You and your boyfriend or girlfriend have started discussing the possibility of moving in together. Should you?

One of the biggest issues couples face when their relationship gets a little more serious or when they become engaged is the idea of moving in together. For some couples, the decision is already made as some religions and cultures do not even allow couples to move in together before marriage. For the other couples who are struggling to decide whether or not moving in together is a good idea before the actual marriage, this article is for you.

Many couples feel that if they are already engaged and ready to make the next big move, there is no need to prolong the moving in together part until after the marriage. After all, who wants to worry about the marriage details, the honeymoon and moving one person's things to another person's house or apartment all within the same month? If you are still wondering whether or not moving in together is for you, here are a few questions you might want to consider before making the big move.

* Are you rushing?

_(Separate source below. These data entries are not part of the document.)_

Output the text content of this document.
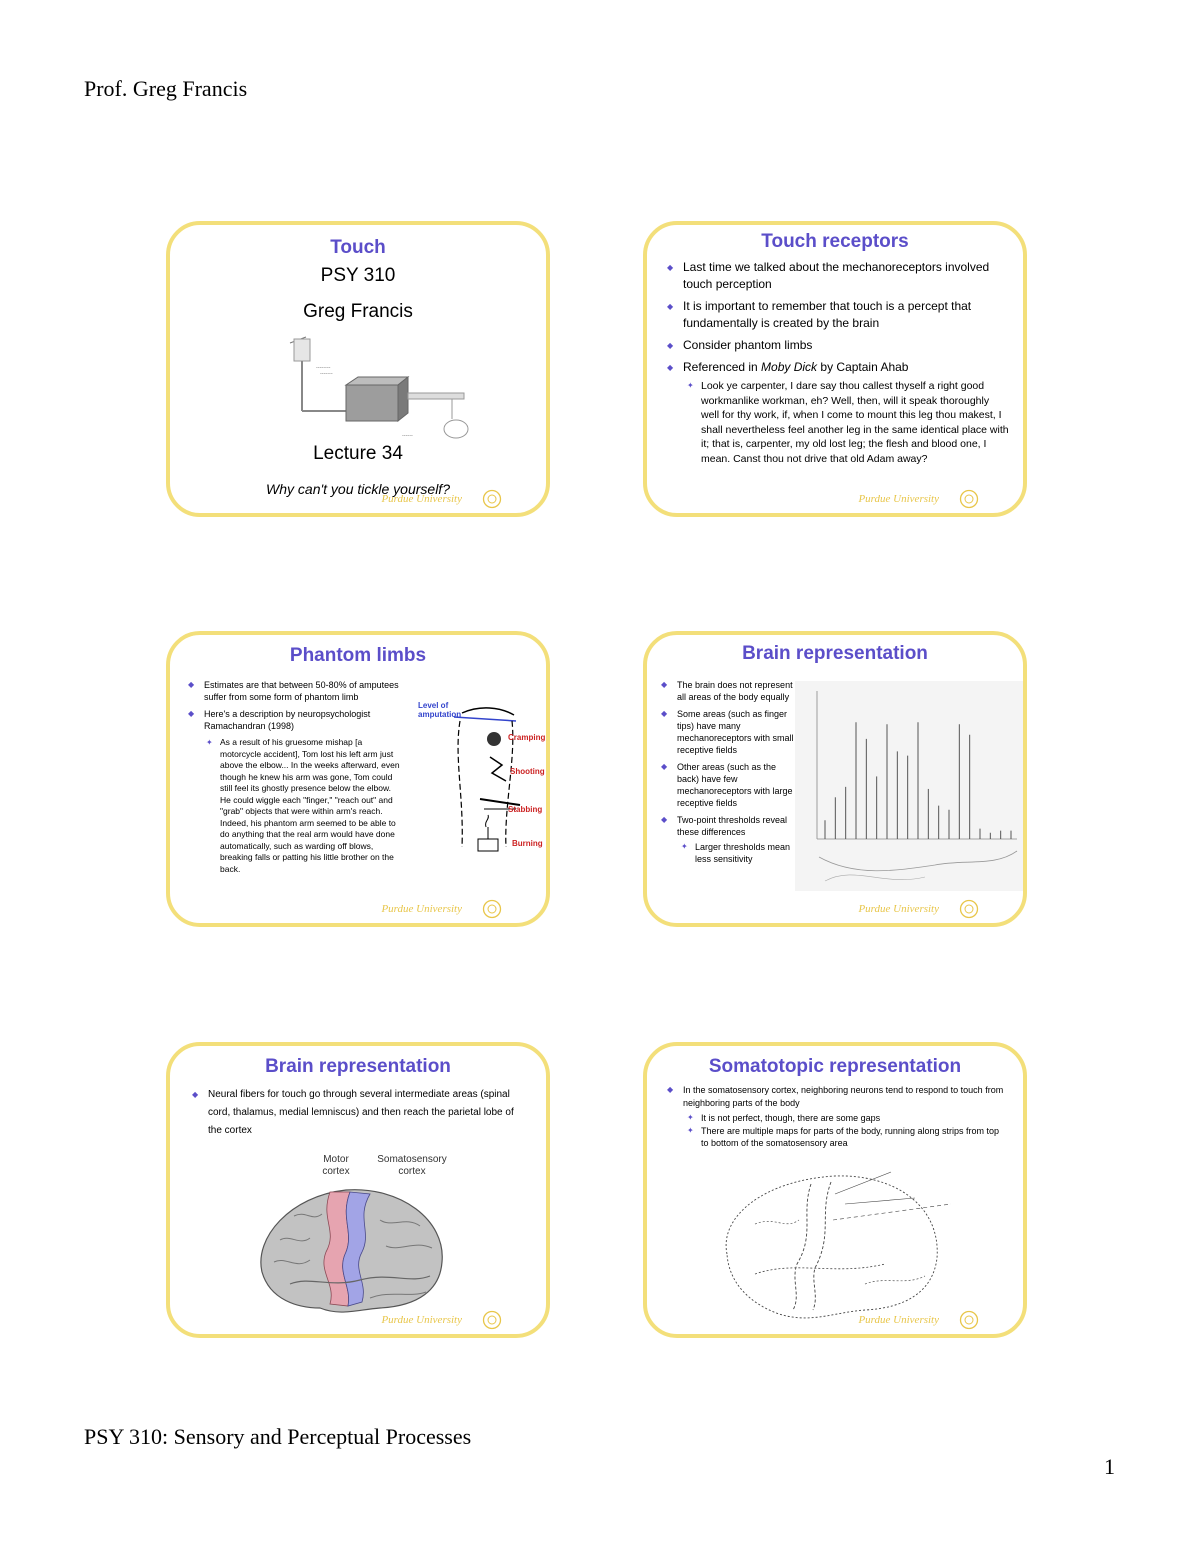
Prof. Greg Francis
Touch
PSY 310
Greg Francis
--------
-------
------
Lecture 34
Why can't you tickle yourself?
Purdue University
Touch receptors
◆ Last time we talked about the mechanoreceptors involved touch perception
◆ It is important to remember that touch is a percept that fundamentally is created by the brain
◆ Consider phantom limbs
◆ Referenced in Moby Dick by Captain Ahab
✦ Look ye carpenter, I dare say thou callest thyself a right good workmanlike workman, eh? Well, then, will it speak thoroughly well for thy work, if, when I come to mount this leg thou makest, I shall nevertheless feel another leg in the same identical place with it; that is, carpenter, my old lost leg; the flesh and blood one, I mean. Canst thou not drive that old Adam away?
Purdue University
Phantom limbs
◆ Estimates are that between 50-80% of amputees suffer from some form of phantom limb
◆ Here's a description by neuropsychologist Ramachandran (1998)
✦ As a result of his gruesome mishap [a motorcycle accident], Tom lost his left arm just above the elbow... In the weeks afterward, even though he knew his arm was gone, Tom could still feel its ghostly presence below the elbow. He could wiggle each "finger," "reach out" and "grab" objects that were within arm's reach. Indeed, his phantom arm seemed to be able to do anything that the real arm would have done automatically, such as warding off blows, breaking falls or patting his little brother on the back.
Level of amputation
Cramping
Shooting
Stabbing
Burning
Purdue University
Brain representation
◆ The brain does not represent all areas of the body equally
◆ Some areas (such as finger tips) have many mechanoreceptors with small receptive fields
◆ Other areas (such as the back) have few mechanoreceptors with large receptive fields
◆ Two-point thresholds reveal these differences
✦ Larger thresholds mean less sensitivity
Purdue University
Brain representation
◆ Neural fibers for touch go through several intermediate areas (spinal cord, thalamus, medial lemniscus) and then reach the parietal lobe of the cortex
Motor cortex
Somatosensory cortex
Purdue University
Somatotopic representation
◆ In the somatosensory cortex, neighboring neurons tend to respond to touch from neighboring parts of the body
✦ It is not perfect, though, there are some gaps
✦ There are multiple maps for parts of the body, running along strips from top to bottom of the somatosensory area
Purdue University
PSY 310: Sensory and Perceptual Processes
1
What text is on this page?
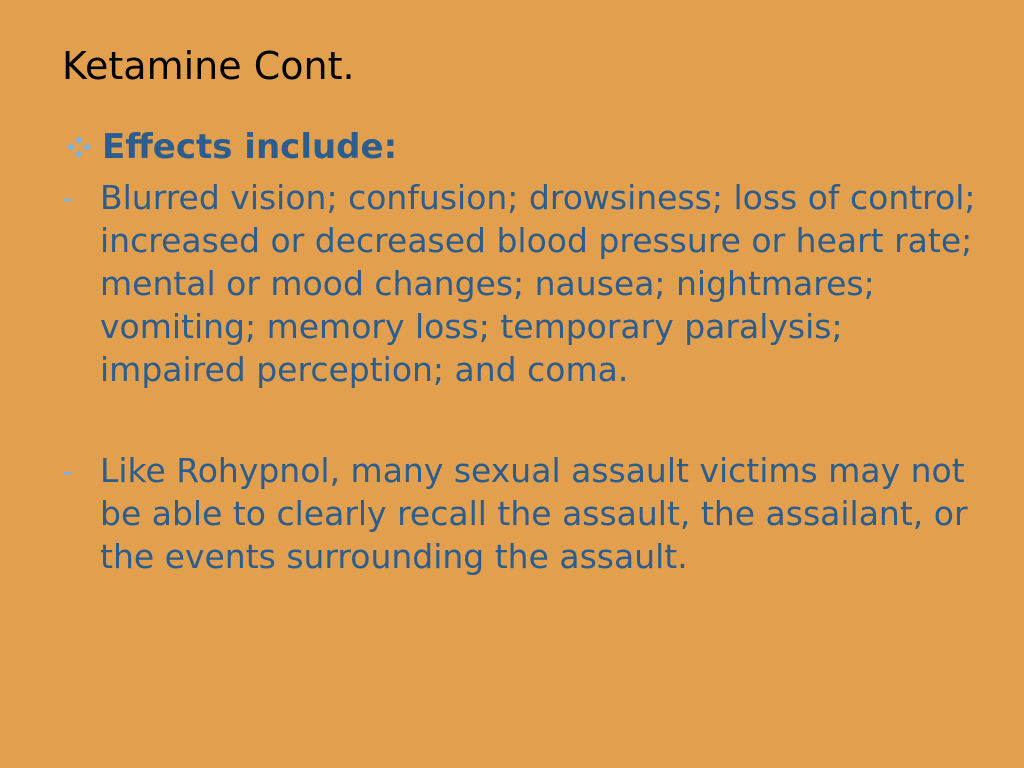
Ketamine Cont.
Effects include:
- Blurred vision; confusion; drowsiness; loss of control; increased or decreased blood pressure or heart rate; mental or mood changes; nausea; nightmares; vomiting; memory loss; temporary paralysis; impaired perception; and coma.
- Like Rohypnol, many sexual assault victims may not be able to clearly recall the assault, the assailant, or the events surrounding the assault.
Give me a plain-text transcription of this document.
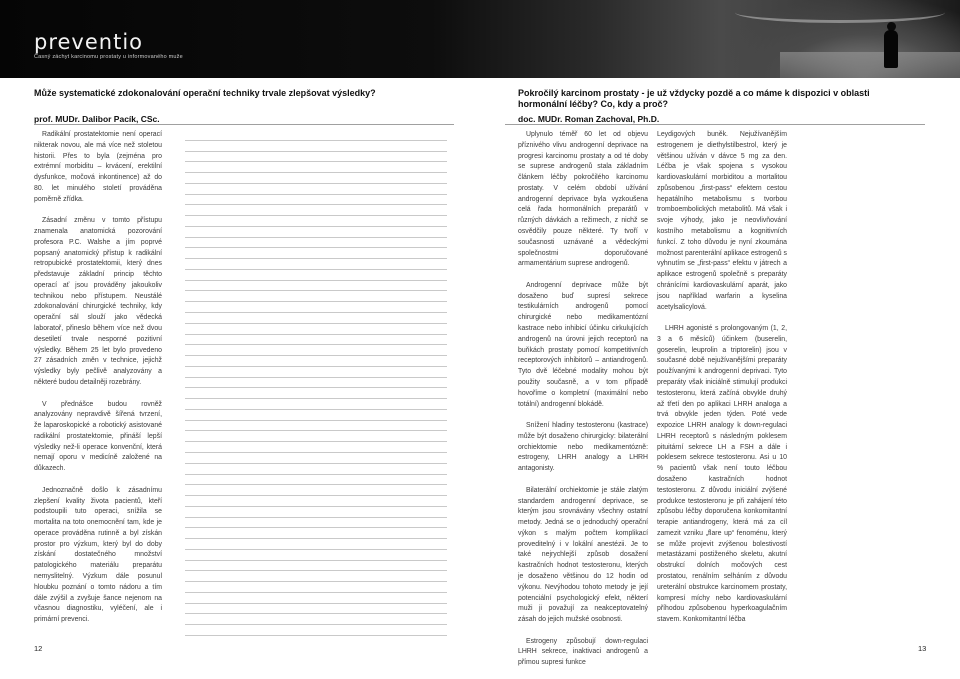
preventio
Časný záchyt karcinomu prostaty u informovaného muže
Může systematické zdokonalování operační techniky trvale zlepšovat výsledky?
prof. MUDr. Dalibor Pacík, CSc.

Radikální prostatektomie není operací nikterak novou, ale má více než stoletou historii. Přes to byla (zejména pro extrémní morbiditu – krvácení, erektilní dysfunkce, močová inkontinence) až do 80. let minulého století prováděna poměrně zřídka.

Zásadní změnu v tomto přístupu znamenala anatomická pozorování profesora P.C. Walshe a jím poprvé popsaný anatomický přístup k radikální retropubické prostatektomii, který dnes představuje základní princip těchto operací ať jsou prováděny jakoukoliv technikou nebo přístupem. Neustálé zdokonalování chirurgické techniky, kdy operační sál slouží jako vědecká laboratoř, přineslo během více než dvou desetiletí trvale nesporné pozitivní výsledky. Během 25 let bylo provedeno 27 zásadních změn v technice, jejichž výsledky byly pečlivě analyzovány a některé budou detailněji rozebrány.

V přednášce budou rovněž analyzovány nepravdivě šířená tvrzení, že laparoskopické a robotický asistované radikální prostatektomie, přináší lepší výsledky než-li operace konvenční, která nemají oporu v medicíně založené na důkazech.

Jednoznačně došlo k zásadnímu zlepšení kvality života pacientů, kteří podstoupili tuto operaci, snížila se mortalita na toto onemocnění tam, kde je operace prováděna rutinně a byl získán prostor pro výzkum, který byl do doby získání dostatečného množství patologického materiálu preparátu nemyslitelný. Výzkum dále posunul hloubku poznání o tomto nádoru a tím dále zvýšil a zvyšuje šance nejenom na včasnou diagnostiku, vyléčení, ale i primární prevenci.

Pokročilý karcinom prostaty - je už vždycky pozdě a co máme k dispozici v oblasti hormonální léčby? Co, kdy a proč?
doc. MUDr. Roman Zachoval, Ph.D.

Uplynulo téměř 60 let od objevu příznivého vlivu androgenní deprivace na progresi karcinomu prostaty a od té doby se suprese androgenů stala základním článkem léčby pokročilého karcinomu prostaty. V celém období užívání androgenní deprivace byla vyzkoušena celá řada hormonálních preparátů v různých dávkách a režimech, z nichž se osvědčily pouze některé. Ty tvoří v současnosti uznávané a vědeckými společnostmi doporučované armamentárium suprese androgenů.

Androgenní deprivace může být dosaženo buď supresí sekrece testikulárních androgenů pomocí chirurgické nebo medikamentózní kastrace nebo inhibicí účinku cirkulujících androgenů na úrovni jejich receptorů na buňkách prostaty pomocí kompetitivních receptorových inhibitorů – antiandrogenů. Tyto dvě léčebné modality mohou být použity současně, a v tom případě hovoříme o kompletní (maximální nebo totální) androgenní blokádě.

Snížení hladiny testosteronu (kastrace) může být dosaženo chirurgicky: bilaterální orchiektomie nebo medikamentózně: estrogeny, LHRH analogy a LHRH antagonisty.

Bilaterální orchiektomie je stále zlatým standardem androgenní deprivace, se kterým jsou srovnávány všechny ostatní metody. Jedná se o jednoduchý operační výkon s malým počtem komplikací proveditelný i v lokální anestézii. Je to také nejrychlejší způsob dosažení kastračních hodnot testosteronu, kterých je dosaženo většinou do 12 hodin od výkonu. Nevýhodou tohoto metody je její potenciální psychologický efekt, některí muži ji považují za neakceptovatelný zásah do jejich mužské osobnosti.

Estrogeny způsobují down-regulaci LHRH sekrece, inaktivaci androgenů a přímou supresi funkce

Leydigových buněk. Nejužívanějším estrogenem je diethylstilbestrol, který je většinou užíván v dávce 5 mg za den. Léčba je však spojena s vysokou kardiovaskulární morbiditou a mortalitou způsobenou „first-pass“ efektem cestou hepatálního metabolismu s tvorbou tromboembolických metabolitů. Má však i svoje výhody, jako je neovlivňování kostního metabolismu a kognitivních funkcí. Z toho důvodu je nyní zkoumána možnost parenterální aplikace estrogenů s vyhnutím se „first-pass“ efektu v játrech a aplikace estrogenů společně s preparáty chránícími kardiovaskulární aparát, jako jsou například warfarin a kyselina acetylsalicylová.

LHRH agonisté s prolongovaným (1, 2, 3 a 6 měsíců) účinkem (buserelin, goserelin, leuprolin a triptorelin) jsou v současné době nejužívanějšími preparáty používanými k androgenní deprivaci. Tyto preparáty však iniciálně stimulují produkci testosteronu, která začíná obvykle druhý až třetí den po aplikaci LHRH analoga a trvá obvykle jeden týden. Poté vede expozice LHRH analogy k down-regulaci LHRH receptorů s následným poklesem pituitární sekrece LH a FSH a dále i poklesem sekrece testosteronu. Asi u 10 % pacientů však není touto léčbou dosaženo kastračních hodnot testosteronu. Z důvodu iniciální zvýšené produkce testosteronu je při zahájení této způsobu léčby doporučena konkomitantní terapie antiandrogeny, která má za cíl zamezit vzniku „flare up“ fenoménu, který se může projevit zvýšenou bolestivostí metastázami postiženého skeletu, akutní obstrukcí dolních močových cest prostatou, renálním selháním z důvodu ureterální obstrukce karcinomem prostaty, kompresí míchy nebo kardiovaskulární příhodou způsobenou hyperkoagulačním stavem. Konkomitantní léčba

12	13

If you just met the guy a few weeks earlier and already you have a key to his apartment and he wants you to move in with him, you may want to step back a little bit and think things through. Sure, some couples meet, get married in a month and live long and happy marriages, but these cases are far and few in between. If you are having second thoughts about moving in so quickly, listen to your gut and wait a little bit until the initial courtship has waned a bit and things have started to settle. At that point you can decide whether or not moving in together is a good idea. If at any point you feel that moving in together is not a good idea, it probably isn't.


* If you and your boyfriend/girlfriend live in separate cities or separate states, should you move in together? If you are mere months away from the actual wedding and you will eventually be living in your boyfriend's or girlfriend's city or state, there is really no reason why moving in together is a bad idea. However, if the relationship is fairly new and there have been major issues concerning finances or fidelity or religion or trust, picking up and moving to an entirely new city or state may not be the best idea. One question you may want to ask yourself is whether or not you can see yourself living in this new area without your boyfriend or girlfriend. You may be away from all of your friends and family with a new move, so make sure that you are absolutely sure about the path this relationship is taking. If you have a job or career, you may want to make sure there is a demand for your certain occupation in case the relationship turns sour and you are on your own again in a new town.

* Is the move economically more advantageous? How will the move affect your finances? If making a move will put financial strain on the relationship due to one person giving up a job or one person taking a lower-paying job, is that something you and your boyfriend or girlfriend are equipped and ready to tackle? More than likely, moving in together will ease the financial strain because the rent or mortgage payment and bills and expenses will usually have two incomes as a supply; however, if moving together means combining finances and taking on your boyfriend or girlfriend's overwhelming debt, you may want to reconsider moving in for a little bit until you or your boyfriend or girlfriend have their own finances under control.